Kaiser Donations Address State Nursing Shortage
Kaiser Permanente on Wednesday donated $6 million to two schools and a Hispanic college fund to help mitigate the nursing shortage in the state, the East Bay Business Times reports (Robertson, East Bay Business Times, 11/15).
The Kaiser Permanente Fund for Health Education awarded the grants from a $20 million fund earmarked for increasing the number of nurses in the state (Oakland Tribune, 11/16). The grants are intended to train more than 700 new nurses in Northern California in the next four years.
Barbara Norrish, director of education and research at Kaiser, said that newly trained nurses also will be encouraged to pursue advanced degrees in order to teach others.
California will face a nursing shortage by 2012 because of an aging population, according to a report by the Center for California Health Workforce Studies at UC-San Francisco.
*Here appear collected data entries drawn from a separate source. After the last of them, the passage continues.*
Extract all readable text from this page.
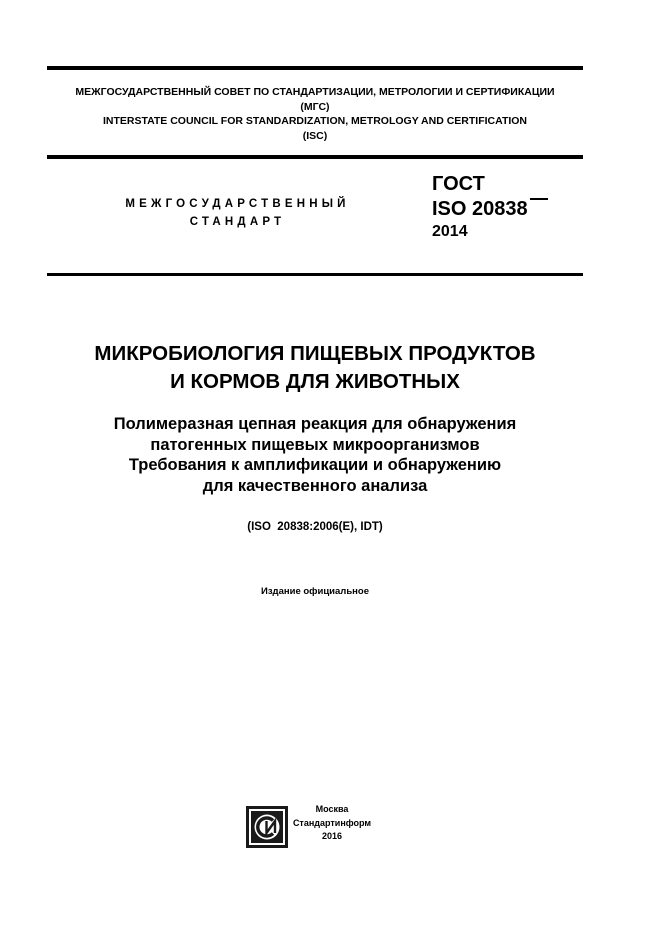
МЕЖГОСУДАРСТВЕННЫЙ СОВЕТ ПО СТАНДАРТИЗАЦИИ, МЕТРОЛОГИИ И СЕРТИФИКАЦИИ
(МГС)
INTERSTATE COUNCIL FOR STANDARDIZATION, METROLOGY AND CERTIFICATION
(ISC)
МЕЖГОСУДАРСТВЕННЫЙ
СТАНДАРТ
ГОСТ
ISO 20838
2014
МИКРОБИОЛОГИЯ ПИЩЕВЫХ ПРОДУКТОВ
И КОРМОВ ДЛЯ ЖИВОТНЫХ
Полимеразная цепная реакция для обнаружения
патогенных пищевых микроорганизмов
Требования к амплификации и обнаружению
для качественного анализа
(ISO  20838:2006(E), IDT)
Издание официальное
Москва
Стандартинформ
2016
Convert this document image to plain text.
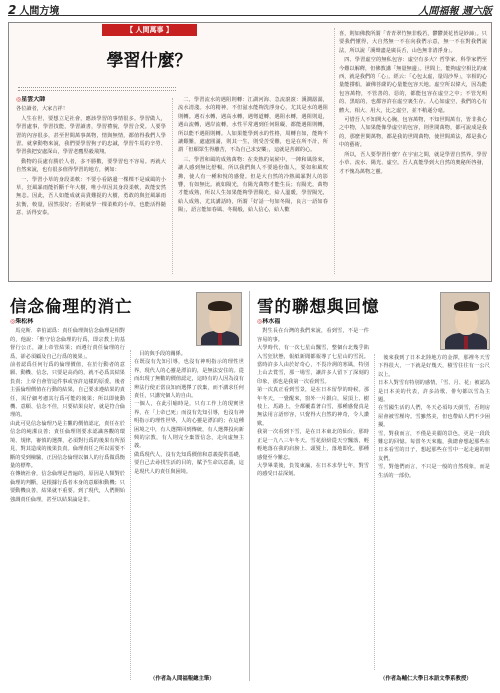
2 人間方境	人間福報 週六版
【 人間萬事 】
學習什麼？
◎星雲大師

各位讀者，大家吉祥！

人生在世，要想立足社會，應該學習的事情很多。學習做人，學習處事，學習技能，學習讀書，學習禮貌，學習合愛。人要學習的內容很多，甚至世間萬事萬物，情與無情，都值得我們人學習。就拿動物來說，我們要學習狗子的忠誠，學習牛馬的辛勞、學習我把安處深山，學習老鷹堅毅飛翔。

動物的長處有勝於人者，多不勝數，要學習也不容易。再就大自然來說，也有很多值得學習的地方，例如：

一、學習小草的身段柔軟：不要小看路邊一棵棵不是威風的小草，狂風暴雨能折斷千年大樹，唯小草因其身段柔軟，故能安然無恙。因此，吾人如能成就高貴難捉的大樹，勇敢的與狂風暴雨抗衡，較量，固然很好；否則就學一棵柔軟的小草，也能活得隨意、活得安泰。

二、學習流水的遇阻則轉：江湖河海、急流滾滾：溪澗潺潺，流水清淺。水的精神，不但滋水能夠洗淨身心，尤其是水的遇阻則轉。遇石水轉，遇高水轉，遇彎道轉，遇阻水轉，遇阻則退，遇山流轉，遇岸流轉，水性平常遇到任何阻礙，都能遇阻則轉，所以能不遇阻則轉。人如果能學到水的性格，周轉自如，能夠不讓艱難，處處圓滿，則其一生，則受苦受難，也是在所不計，所謂「但願眾生得離苦，不為自己求安樂」，這就是菩薩的心。

三、學習和風的成熟萬物：在炎熱的氣候中，一陣和風徐來，讓人感到無比舒暢。所以我們與人不要過份傷人，要如和風吹拂，使人有一種和悅的感覺。但是大自然的冷熱風暴對人的影響，有如無比。就如陽光，有陽光萬物才能生長；有陽光，萬物才能成熟，所以人生如果能夠學習陽光，給人溫暖，學習陽光，給人成熟，尤其講話時，所謂「好話一句如冬陽，良言一語如春陽」，語言能如春風、冬陽般，給人信心，給人歡

喜，則如佛教所謂「青青翠竹無非般若，鬱鬱黃花皆是妙諦」。只要我們懂得，大自然無一不在向我們示意，無一不在對我們說法，所以說「溪聲盡是廣長舌，山色無非清淨身」。

四、學習虛空的無私包容：虛空有多大？哲學家、科學家們至今難以解釋，但佛教講「無量無邊」。世間上，能夠虛空相比的東西，就是我們的「心」。經云：「心包太虛，量周沙界」，宰相的心量能撐船，讀佛菩薩的心量能包容天地。虛空所以偉大，因為能包容萬物，不管善的、惡的，都能包容在虛空之中；不管光明的、黑暗的，也都容許在虛空裏生存。人心如虛空，我們的心有體大、相大、用大，比之虛空，並不稍遜分毫。

可惜吾人不知開大心胸，包容萬物，不知世間萬有，皆非我心之中物，人如果能像學虛空的包容，則世間萬物，都可說成是我的，那麼世間萬物，都是我的世間萬物，使世間萬法，都是我心中的藝術。

所以，吾人要學習什麼？在宇宙之間，就是學習自然界，學習小草、流水、陽光、虛空。吾人真能學到大自然的奧秘所啓發，才不愧為萬物之靈。

信念倫理的消亡
◎柴松林
馬克斯．韋伯認爲：責任倫理與信念倫理是相對的，他說：「惟守信念倫理的行爲，即宗教上的基督行公正，讓上帝管結果；而遵行責任倫理的行爲，卻必須顧及自己行爲的後果」。
前者認爲任何行爲的倫理價值，在於行動者的意願、動機、信念，只要是高尚的，就不必爲其結果負責；上帝自會管這件事或容許這樣的原委。後者主張倫理價值在行動的結果，自己要求遵結果的責任，需仔細考慮其行爲可能的後果；所以即使動機、意願、信念不佳，只要結果良好，就是符合倫理的。
由此可見信念倫理乃是主觀的價值認定，責任在於信念的純潔良善；責任倫理則要求認識客觀的環境、規律，審慎的選擇，必須對行爲的後果有所預見，對其造成的後果負責。倫理責任之所以需要不斷的受到檢驗，正因信念倫理以個人的行爲做爲衡量的標準。
在傳統社會，信念倫理是普遍的，原因是人類對於倫理的判斷，是根據行爲者本身的意願和動機；只要動機良善，結果就不重要。到了現代，人們開始強調責任倫理，甚至以結果論是非。
目的與手段的關係。
在既沒有先知引導，也沒有神明指示的理性世界，現代人的心靈是漂泊的，是無法安住的。從而出現了無數的價值認定，這時有的人因為沒有辨法行使正當良知而選擇了放棄，而不講求任何責任，只講究個人的自由。
一個人，在此引喻時是，只有工作上的現實世界，在「上帝已死」而沒有先知引導，也沒有神明指示的理性世界，人的心靈是漂泊的；在這種困境之中，有人選擇回到傳統，有人選擇投向新興的宗教，有人則完全棄置信念，走向虛無主義。
做爲現代人，沒有先知爲價值和意義提供基礎，要自己去尋找生活的目的，賦予生命以意義，這是現代人的責任與困境。
（作者為人間福報總主筆）
雪的聯想與回憶
◎林水福
對生長在台灣的我們來說，看到雪，不是一件容易的事。
大學時代，有一次七星山飄雪，整個台北幾乎陷入雪狂狀態，報紙新聞都報導了七星山的雪況。當時許多人由於好奇心，不畏冷冽的寒風，特別上山去賞雪，那一場雪，讓許多人留下了深刻的印象，那也是我第一次看到雪。
第一次真正看到雪景，是在日本留學的時候。那年冬天，一覺醒來，窗外一片銀白，屋頂上、樹枝上、馬路上，全都覆蓋著白雪，那種感覺真是無法用言語形容，只覺得大自然的神奇，令人讚歎。
我第一次看到下雪，是在日本東北的仙台，那時正是一九八三年冬天。雪花紛紛從天空飄落，輕輕地落在我的肩膀上、頭髮上，落地即化，那種感覺至今難忘。
大學畢業後，負笈東瀛，在日本求學七年，對雪的感受日益深刻。
後來我到了日本北陸地方的金澤，那裡冬天雪下得很大，一下就是好幾天，積雪往往有一公尺以上。
日本人對雪有特別的感情，「雪、月、花」被認為是日本美的代表，許多詩歌、俳句都以雪為主題。
在雪國生活的人們，冬天必須每天剷雪，否則房屋會被雪壓垮。雪雖然美，但也帶給人們不少困擾。
雪，對我而言，不僅是美麗的景色，更是一段段難忘的回憶。每當冬天來臨，我總會想起那些在日本看雪的日子，想起那些在雪中一起走過的朋友們。
雪，對他們而言，不只是一般的自然現象，而是生活的一部份。
（作者為輔仁大學日本語文學系教授）
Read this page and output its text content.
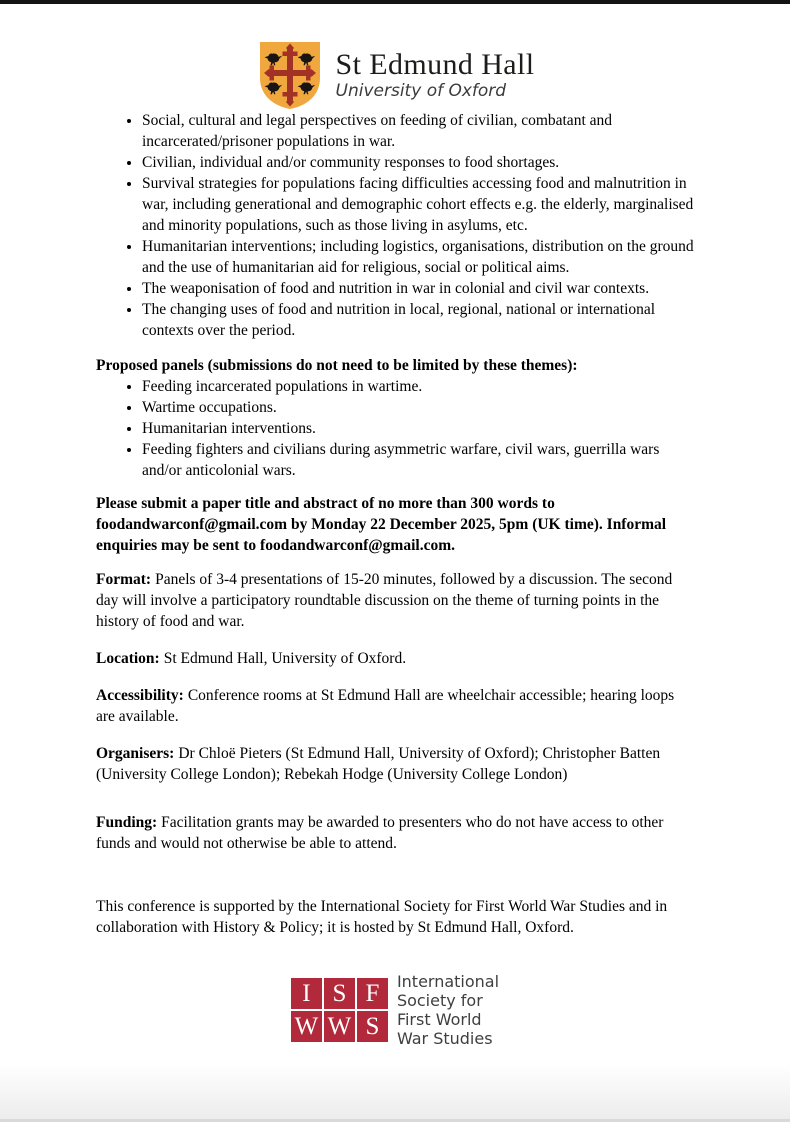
St Edmund Hall
University of Oxford
• Social, cultural and legal perspectives on feeding of civilian, combatant and incarcerated/prisoner populations in war.
• Civilian, individual and/or community responses to food shortages.
• Survival strategies for populations facing difficulties accessing food and malnutrition in war, including generational and demographic cohort effects e.g. the elderly, marginalised and minority populations, such as those living in asylums, etc.
• Humanitarian interventions; including logistics, organisations, distribution on the ground and the use of humanitarian aid for religious, social or political aims.
• The weaponisation of food and nutrition in war in colonial and civil war contexts.
• The changing uses of food and nutrition in local, regional, national or international contexts over the period.

Proposed panels (submissions do not need to be limited by these themes):

• Feeding incarcerated populations in wartime.
• Wartime occupations.
• Humanitarian interventions.
• Feeding fighters and civilians during asymmetric warfare, civil wars, guerrilla wars and/or anticolonial wars.

Please submit a paper title and abstract of no more than 300 words to foodandwarconf@gmail.com by Monday 22 December 2025, 5pm (UK time). Informal enquiries may be sent to foodandwarconf@gmail.com.

Format: Panels of 3-4 presentations of 15-20 minutes, followed by a discussion. The second day will involve a participatory roundtable discussion on the theme of turning points in the history of food and war.

Location: St Edmund Hall, University of Oxford.

Accessibility: Conference rooms at St Edmund Hall are wheelchair accessible; hearing loops are available.

Organisers: Dr Chloë Pieters (St Edmund Hall, University of Oxford); Christopher Batten (University College London); Rebekah Hodge (University College London)

Funding: Facilitation grants may be awarded to presenters who do not have access to other funds and would not otherwise be able to attend.

This conference is supported by the International Society for First World War Studies and in collaboration with History & Policy; it is hosted by St Edmund Hall, Oxford.

I S F
W W S
International
Society for
First World
War Studies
The grants will be distributed as follows:
- Nearly $5.5 million will go to Samuel Merritt College in Oakland over four years to expand its undergraduate nursing program;
- $150,000 in scholarship funds will go to Samuel Merritt College;
- $150,000 in forgivable loans for 10 nursing undergraduates has been awarded to San Jose State University; and
- $260,000 over three years will go to the Hispanic College Fund in Washington, D.C., for nursing student scholarships in Northern California (Robertson, East Bay Business Times, 11/15).